Talking to a Calvinist acquaintance today. Mentioned the sixty thousand (and counting) deaths in Sri Lanka, India, Indonesia, etc. For the record, I didn't provoke the conversation; he did.
I asked: "What does a Calvinist do in the face of this situation? I mean, did God ordain this?"
"Yes," he answered. "But I don't believe that because I'm perverse. I believe it because I think that's obscenely Biblical."
"God ordained the death of sixty thousand people?"
"Yes. And He still maintains his infinite goodness."
May I say that this is the kind of religious thinking that is driving me toward atheism? Let's set aside the issue of natural evil as un-synthesizable in a theodic framework for now. Just parse that last statement. From the Calvinist perspective, God ordained this tsunami; He must, as He is absolutely sovereign. (I'm using He because my acquaintance did.) This guy would have me believe that epistemology and ethics are so slippery that God can simultaneously kill sixty thousand people and maintain an ontological standing called good. I find that an impossible reach.

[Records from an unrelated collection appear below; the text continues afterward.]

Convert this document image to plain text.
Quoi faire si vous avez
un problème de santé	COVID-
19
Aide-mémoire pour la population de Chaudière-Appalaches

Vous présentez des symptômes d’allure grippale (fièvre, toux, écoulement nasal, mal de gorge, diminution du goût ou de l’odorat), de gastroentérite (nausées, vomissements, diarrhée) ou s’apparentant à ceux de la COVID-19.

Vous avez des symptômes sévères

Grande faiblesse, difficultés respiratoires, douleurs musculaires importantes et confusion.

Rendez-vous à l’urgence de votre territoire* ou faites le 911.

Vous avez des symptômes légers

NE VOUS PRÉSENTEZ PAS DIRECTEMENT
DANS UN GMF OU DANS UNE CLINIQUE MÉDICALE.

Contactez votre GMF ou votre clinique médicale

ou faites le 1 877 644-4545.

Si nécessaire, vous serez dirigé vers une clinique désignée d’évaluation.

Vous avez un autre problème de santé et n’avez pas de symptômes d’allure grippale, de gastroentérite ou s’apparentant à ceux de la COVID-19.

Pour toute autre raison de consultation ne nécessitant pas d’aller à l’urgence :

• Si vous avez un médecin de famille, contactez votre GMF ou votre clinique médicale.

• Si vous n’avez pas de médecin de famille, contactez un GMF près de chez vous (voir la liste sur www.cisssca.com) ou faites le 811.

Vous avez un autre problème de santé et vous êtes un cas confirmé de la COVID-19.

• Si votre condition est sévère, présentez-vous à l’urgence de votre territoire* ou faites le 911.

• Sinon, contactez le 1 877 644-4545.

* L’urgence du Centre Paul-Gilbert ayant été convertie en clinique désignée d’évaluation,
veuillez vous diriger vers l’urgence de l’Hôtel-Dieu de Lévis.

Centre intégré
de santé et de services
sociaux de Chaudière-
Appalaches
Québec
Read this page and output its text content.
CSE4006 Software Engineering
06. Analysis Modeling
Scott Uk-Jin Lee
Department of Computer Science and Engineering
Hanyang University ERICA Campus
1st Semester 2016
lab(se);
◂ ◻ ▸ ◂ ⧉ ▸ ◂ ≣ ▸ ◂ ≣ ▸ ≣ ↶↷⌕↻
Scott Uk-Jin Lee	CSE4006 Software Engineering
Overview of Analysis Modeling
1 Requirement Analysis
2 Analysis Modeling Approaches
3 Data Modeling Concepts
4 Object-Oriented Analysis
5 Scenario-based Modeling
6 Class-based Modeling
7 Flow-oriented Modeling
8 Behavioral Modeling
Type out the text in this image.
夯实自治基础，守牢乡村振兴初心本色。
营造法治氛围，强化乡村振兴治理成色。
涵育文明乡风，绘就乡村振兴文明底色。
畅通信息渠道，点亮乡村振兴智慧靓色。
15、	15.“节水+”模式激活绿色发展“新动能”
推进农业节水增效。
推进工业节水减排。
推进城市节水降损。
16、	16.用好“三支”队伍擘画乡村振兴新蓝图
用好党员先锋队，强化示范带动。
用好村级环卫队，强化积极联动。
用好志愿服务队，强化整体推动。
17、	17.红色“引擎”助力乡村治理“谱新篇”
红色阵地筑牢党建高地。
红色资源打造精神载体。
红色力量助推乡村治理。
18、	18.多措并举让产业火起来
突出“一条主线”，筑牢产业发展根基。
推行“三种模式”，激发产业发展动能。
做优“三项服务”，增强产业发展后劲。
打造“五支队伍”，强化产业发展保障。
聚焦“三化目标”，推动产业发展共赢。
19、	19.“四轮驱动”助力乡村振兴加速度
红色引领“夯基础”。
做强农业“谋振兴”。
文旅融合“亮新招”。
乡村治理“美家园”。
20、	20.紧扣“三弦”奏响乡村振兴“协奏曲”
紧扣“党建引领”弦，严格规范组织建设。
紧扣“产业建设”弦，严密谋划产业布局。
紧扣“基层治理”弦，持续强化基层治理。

As for natural evil, it's an issue I'm still struggling with. Why do these things happen? Before you post a comment about "the Fall" with capital letters and all, please know that I don't believe in a primordial fall from perfection. A Fall does not explain natural evil any more than original sin explains our guilt before God. Sorry. I believe in the goodness of God, so I try to let God off the hook for situations like the one in Asia, but how? How is God not culpable?